By Maja Peirce
Feasting your eyes on the milky way has become a rare occurrence with Phoenix’s increasing light pollution. Despite our modern desire for security lights, and string light decorations, there are steps some are taking in conservation of the natural spectacle of Cave Creek’s dark skies.
On June 15, the Cave Creek Town Council voted unanimously to approve revisions and updates to the lighting ordinance for both residential and commercial zones. Councilman Bob Morris brought forth an agenda item amendment to include lower temperature bulbs throughout the town, down to a maximum of 2700 Kelvin which reduces the visible blue light. The amendment helps protect dark skies.
There was an exception for horse arenas, which can choose to use up to 3000 Kelvin.
“We recognize the sun looks red when it’s setting because red light gets through but if you look up at the sky during the day, it looks blue because blue light scatters. What we prefer, is light that kind of flows out into space like the red light does instead of scattering back to us the way the blue light tends to,” said Thomas McGuire, town councilman.

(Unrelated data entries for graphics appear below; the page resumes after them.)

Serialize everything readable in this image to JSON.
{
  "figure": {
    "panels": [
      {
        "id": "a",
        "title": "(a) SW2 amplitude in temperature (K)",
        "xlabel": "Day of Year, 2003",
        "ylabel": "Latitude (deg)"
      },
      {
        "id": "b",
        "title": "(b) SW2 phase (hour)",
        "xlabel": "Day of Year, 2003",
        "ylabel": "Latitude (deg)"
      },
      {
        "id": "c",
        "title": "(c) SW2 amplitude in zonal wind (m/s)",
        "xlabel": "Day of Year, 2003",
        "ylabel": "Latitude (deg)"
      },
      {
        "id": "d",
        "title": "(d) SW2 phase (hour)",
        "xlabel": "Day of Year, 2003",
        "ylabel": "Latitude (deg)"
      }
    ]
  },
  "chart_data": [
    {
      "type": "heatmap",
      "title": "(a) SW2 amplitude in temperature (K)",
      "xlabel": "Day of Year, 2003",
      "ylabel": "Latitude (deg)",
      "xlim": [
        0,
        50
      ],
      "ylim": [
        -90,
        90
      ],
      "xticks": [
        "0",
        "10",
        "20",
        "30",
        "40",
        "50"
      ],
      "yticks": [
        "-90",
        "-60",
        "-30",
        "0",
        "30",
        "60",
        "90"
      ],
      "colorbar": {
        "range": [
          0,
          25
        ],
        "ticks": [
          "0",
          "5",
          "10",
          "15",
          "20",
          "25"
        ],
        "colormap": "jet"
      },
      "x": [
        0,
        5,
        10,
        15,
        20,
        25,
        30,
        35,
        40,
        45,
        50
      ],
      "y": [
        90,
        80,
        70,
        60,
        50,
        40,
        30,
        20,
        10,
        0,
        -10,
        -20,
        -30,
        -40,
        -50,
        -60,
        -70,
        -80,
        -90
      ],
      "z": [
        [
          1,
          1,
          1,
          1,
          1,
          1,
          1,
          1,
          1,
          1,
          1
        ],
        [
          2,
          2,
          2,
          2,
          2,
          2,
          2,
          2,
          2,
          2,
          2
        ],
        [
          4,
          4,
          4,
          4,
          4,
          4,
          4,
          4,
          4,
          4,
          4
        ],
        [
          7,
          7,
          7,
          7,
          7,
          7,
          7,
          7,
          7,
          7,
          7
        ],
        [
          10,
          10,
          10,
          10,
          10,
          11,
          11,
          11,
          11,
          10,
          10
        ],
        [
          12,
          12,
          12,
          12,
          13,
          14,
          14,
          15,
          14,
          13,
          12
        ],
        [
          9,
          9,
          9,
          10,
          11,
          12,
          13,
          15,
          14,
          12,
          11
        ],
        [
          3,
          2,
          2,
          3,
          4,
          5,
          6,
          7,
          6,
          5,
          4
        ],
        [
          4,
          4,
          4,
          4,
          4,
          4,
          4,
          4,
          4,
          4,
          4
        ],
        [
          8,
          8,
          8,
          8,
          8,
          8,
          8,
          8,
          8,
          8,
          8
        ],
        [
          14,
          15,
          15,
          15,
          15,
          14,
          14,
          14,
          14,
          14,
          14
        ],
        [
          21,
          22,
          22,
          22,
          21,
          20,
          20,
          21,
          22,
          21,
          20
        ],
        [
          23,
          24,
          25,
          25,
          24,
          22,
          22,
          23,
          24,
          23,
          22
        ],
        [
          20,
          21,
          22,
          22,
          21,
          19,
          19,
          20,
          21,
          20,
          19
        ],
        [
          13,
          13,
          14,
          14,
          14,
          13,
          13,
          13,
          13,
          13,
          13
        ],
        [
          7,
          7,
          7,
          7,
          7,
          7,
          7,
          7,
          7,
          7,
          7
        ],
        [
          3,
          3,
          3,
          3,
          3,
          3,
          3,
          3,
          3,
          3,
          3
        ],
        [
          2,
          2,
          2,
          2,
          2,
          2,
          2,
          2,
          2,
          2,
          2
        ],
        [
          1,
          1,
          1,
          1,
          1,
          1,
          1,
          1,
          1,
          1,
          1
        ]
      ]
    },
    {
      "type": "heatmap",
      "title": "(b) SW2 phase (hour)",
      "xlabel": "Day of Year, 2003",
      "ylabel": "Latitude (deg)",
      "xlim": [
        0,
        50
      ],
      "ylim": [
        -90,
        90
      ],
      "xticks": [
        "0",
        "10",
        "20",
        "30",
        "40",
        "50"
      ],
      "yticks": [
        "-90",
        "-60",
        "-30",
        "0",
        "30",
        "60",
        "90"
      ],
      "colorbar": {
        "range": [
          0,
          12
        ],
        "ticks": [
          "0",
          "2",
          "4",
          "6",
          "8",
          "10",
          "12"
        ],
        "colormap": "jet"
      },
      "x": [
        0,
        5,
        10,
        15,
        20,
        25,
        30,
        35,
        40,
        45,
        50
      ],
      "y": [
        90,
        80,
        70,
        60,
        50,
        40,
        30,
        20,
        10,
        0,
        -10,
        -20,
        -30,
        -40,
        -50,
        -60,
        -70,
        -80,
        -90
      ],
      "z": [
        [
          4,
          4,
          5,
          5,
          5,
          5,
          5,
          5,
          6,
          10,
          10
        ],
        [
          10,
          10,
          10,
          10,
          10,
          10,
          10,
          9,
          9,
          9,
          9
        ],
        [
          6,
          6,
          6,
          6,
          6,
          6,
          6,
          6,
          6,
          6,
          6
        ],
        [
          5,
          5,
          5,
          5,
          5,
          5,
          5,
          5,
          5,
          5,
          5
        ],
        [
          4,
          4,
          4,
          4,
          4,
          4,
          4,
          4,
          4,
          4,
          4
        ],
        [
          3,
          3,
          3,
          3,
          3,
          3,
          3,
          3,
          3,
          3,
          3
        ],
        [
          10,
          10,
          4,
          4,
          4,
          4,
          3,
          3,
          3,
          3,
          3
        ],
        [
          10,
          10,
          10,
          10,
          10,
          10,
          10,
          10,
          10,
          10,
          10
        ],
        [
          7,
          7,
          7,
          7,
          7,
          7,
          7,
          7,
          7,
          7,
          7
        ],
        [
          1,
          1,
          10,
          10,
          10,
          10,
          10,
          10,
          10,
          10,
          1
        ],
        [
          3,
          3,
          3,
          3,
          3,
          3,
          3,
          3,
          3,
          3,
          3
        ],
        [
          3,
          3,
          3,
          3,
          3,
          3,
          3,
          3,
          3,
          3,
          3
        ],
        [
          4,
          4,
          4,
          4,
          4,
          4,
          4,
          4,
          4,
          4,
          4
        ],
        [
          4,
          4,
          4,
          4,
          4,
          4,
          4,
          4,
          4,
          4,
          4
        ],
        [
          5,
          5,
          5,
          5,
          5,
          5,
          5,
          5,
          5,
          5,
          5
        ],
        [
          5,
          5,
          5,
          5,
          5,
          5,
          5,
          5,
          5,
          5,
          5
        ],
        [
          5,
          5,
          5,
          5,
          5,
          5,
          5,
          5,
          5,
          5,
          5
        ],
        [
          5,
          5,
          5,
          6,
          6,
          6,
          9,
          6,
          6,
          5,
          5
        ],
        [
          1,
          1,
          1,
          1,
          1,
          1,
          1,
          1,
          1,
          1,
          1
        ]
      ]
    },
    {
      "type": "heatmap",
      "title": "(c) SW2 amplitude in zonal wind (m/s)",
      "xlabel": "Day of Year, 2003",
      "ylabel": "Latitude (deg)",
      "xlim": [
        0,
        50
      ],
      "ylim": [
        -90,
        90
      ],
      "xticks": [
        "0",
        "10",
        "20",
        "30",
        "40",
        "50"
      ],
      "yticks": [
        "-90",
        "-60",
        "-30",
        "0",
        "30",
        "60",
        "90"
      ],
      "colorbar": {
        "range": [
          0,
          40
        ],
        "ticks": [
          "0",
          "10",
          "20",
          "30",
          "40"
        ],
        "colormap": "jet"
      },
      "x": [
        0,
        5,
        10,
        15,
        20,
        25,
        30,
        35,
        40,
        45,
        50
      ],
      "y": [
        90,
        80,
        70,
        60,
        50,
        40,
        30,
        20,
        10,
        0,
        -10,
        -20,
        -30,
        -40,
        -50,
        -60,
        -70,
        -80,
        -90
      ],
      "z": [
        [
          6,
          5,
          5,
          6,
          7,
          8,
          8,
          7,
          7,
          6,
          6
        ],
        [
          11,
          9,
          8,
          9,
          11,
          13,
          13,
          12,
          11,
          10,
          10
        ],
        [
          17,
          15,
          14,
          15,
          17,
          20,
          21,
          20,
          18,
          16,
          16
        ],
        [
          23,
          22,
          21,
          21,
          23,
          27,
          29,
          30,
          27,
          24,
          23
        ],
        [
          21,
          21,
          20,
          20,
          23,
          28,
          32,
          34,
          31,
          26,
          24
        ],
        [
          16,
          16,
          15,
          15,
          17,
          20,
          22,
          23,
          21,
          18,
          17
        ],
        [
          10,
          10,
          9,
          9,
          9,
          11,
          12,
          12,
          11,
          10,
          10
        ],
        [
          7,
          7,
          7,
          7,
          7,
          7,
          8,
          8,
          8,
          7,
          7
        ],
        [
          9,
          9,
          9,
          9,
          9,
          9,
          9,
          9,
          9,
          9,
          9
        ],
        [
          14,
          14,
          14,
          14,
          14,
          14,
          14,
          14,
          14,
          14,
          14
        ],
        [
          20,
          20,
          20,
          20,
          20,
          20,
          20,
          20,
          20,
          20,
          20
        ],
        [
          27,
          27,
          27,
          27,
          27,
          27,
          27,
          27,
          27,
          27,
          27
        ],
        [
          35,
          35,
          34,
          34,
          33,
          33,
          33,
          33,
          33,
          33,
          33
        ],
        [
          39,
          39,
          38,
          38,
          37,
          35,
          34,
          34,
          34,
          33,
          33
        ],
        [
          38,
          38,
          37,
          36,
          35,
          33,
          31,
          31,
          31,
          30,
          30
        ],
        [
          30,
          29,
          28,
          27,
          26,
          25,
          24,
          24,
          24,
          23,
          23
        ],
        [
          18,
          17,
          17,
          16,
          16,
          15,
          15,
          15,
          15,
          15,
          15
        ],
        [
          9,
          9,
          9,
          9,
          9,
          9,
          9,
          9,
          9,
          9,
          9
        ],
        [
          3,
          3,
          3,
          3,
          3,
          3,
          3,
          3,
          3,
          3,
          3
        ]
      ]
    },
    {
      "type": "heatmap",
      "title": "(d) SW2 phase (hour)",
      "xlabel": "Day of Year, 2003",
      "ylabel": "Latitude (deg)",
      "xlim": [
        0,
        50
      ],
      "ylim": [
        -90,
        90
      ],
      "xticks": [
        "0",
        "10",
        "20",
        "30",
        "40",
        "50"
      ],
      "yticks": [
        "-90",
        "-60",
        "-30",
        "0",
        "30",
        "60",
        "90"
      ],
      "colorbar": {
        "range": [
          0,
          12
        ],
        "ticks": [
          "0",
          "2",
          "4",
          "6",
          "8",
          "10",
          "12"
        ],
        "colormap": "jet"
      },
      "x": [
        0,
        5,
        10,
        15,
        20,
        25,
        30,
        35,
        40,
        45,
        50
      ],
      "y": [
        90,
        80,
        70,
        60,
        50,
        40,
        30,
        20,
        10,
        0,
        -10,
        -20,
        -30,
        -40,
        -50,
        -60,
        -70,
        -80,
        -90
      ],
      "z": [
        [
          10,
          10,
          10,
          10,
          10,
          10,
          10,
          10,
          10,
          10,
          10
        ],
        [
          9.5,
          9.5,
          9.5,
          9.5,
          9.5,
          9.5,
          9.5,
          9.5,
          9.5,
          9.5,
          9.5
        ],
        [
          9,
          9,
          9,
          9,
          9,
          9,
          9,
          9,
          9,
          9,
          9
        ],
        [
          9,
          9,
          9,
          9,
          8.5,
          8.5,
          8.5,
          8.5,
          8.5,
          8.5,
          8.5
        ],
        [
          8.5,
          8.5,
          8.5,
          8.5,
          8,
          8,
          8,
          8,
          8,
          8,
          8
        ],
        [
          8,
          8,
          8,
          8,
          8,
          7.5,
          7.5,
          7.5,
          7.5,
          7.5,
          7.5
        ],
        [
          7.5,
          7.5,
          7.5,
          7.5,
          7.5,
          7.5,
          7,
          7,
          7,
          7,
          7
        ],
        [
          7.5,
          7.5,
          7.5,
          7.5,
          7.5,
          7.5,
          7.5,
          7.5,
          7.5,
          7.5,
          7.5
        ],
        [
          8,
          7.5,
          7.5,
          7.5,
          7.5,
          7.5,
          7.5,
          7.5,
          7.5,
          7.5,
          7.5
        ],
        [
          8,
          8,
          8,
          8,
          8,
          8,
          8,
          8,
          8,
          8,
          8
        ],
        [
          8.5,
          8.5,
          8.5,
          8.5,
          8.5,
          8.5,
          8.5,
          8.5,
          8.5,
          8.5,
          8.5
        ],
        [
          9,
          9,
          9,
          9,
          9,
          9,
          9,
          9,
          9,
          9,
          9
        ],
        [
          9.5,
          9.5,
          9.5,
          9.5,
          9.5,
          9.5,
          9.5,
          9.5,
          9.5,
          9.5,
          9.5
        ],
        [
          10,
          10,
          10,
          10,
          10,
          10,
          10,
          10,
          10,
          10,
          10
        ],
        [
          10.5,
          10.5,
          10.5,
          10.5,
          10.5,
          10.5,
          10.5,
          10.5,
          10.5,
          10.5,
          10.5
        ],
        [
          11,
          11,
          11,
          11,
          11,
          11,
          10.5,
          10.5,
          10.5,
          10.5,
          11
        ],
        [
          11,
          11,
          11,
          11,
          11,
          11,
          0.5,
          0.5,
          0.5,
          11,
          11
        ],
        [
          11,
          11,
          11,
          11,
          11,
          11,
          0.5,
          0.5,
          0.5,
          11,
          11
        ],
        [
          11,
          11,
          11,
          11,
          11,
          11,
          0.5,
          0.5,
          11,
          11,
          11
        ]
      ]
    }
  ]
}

Other minor changes were incorporated such as an update from watts to lumens to measure how much light is being emitted.
“Lumens actually measure the amount of light rather than wattage which simply measures how much energy you’re putting in. The modern light bulbs are more efficient so you get more light for less electrical energy. So instead of measuring the electrical energy, we want to measure how much light they’re putting out,” said McGuire.
Cave Creek Dark Sky Initiative (CCDSI), founded by Bruce Arlen and Bob Hughes, gave an informational Light Survey presentation to the council. They randomly took Kelvin measurements from some of the town’s business district establishments with assistance from Craig and Jan Weaver. The survey was conducted on May 22 using a Asensetek Lighting Passport Spectrometer which measures the blue light spectrum, that produces glare, in the visible Kelvin temperature range. Additionally, shielding effectiveness was observed.
“What we found was a surprising range from good to not so good lighting. Some lighting had blindingly high glare lights with ineffective shielding and high Kelvin temperatures over 4000K and 5000K with some bad shielding, while some had very good shielding, lower Kelvin temperatures or a mixture of both. This is actually good news though, because all the changes needed to flatten the Kelvin blue light curve or make shielding effective is easy, simple and inexpensive,” said Arlen.
According to Mr. Arlen, the typical first action to correct a lighting problem is, for example, one neighbor visiting another neighbor to inform them that their lights are unshielded and creating glare, or left on all night, which is reducing night sky viewing. If the neighbor is uncooperative then a complaint may be filed with the town marshall who would make a visit to try to resolve the issue.
“Enforcement of ordinances is a difficult issue especially when it comes to lighting because we really don’t want to have a heavy hand. If you use a heavy hand people are not doing it because they want dark skies they are doing it because they are trying to avoid a fine. That is not what we want. We want people to value the dark skies,” said McGuire.
CCDSI is looking for Cave Creek to become an official member of the International Dark-Sky Association (IDA) which has different requirements than the current town ordinances. While Cave Creek’s shielding requirement is more strict than the IDA requirement, CCDSI feels other parts of Cave Creek’s lighting ordinance should be more stringent to coincide with IDA requirements. Their first step in becoming a member of IDA was sending a formal proposal to mayor, Ernie Bunch, and the town manager, Carrie Dyrek, to form a Dark Sky & Lighting Committee. Quarterly meetings that consist of town residents, town staff and members of CCDSI would assemble to discuss all aspects of lighting to determine if Cave Creek wants to be an IDA certified community. Arlen and Hughes requested the committee be set up by September 1, 2020. Several members of the town council expressed their support including councilwoman Kathryn Royer and councilman Paul Diefenderfer.
“Cave Creek has a poor record of maintaining and sustaining certain ordinances and the IDA allows us to utilize a proven and solid framework to achieve a successful dark sky and light management program. It’s all about education and information leading to knowledgeable self-compliance which will help Cave Creek to be successful protecting our natural dark sky resources. People tend to want to do the right thing once they understand it. IDA is not a governmental agency and does no enforcement of its own. If Cave Creek should decide to apply for IDA certification and become one, there is no obligation or formal commitments other than our own desire, as a municipality, to remain a dark sky town. Again, it’s all about education.” said Arlen.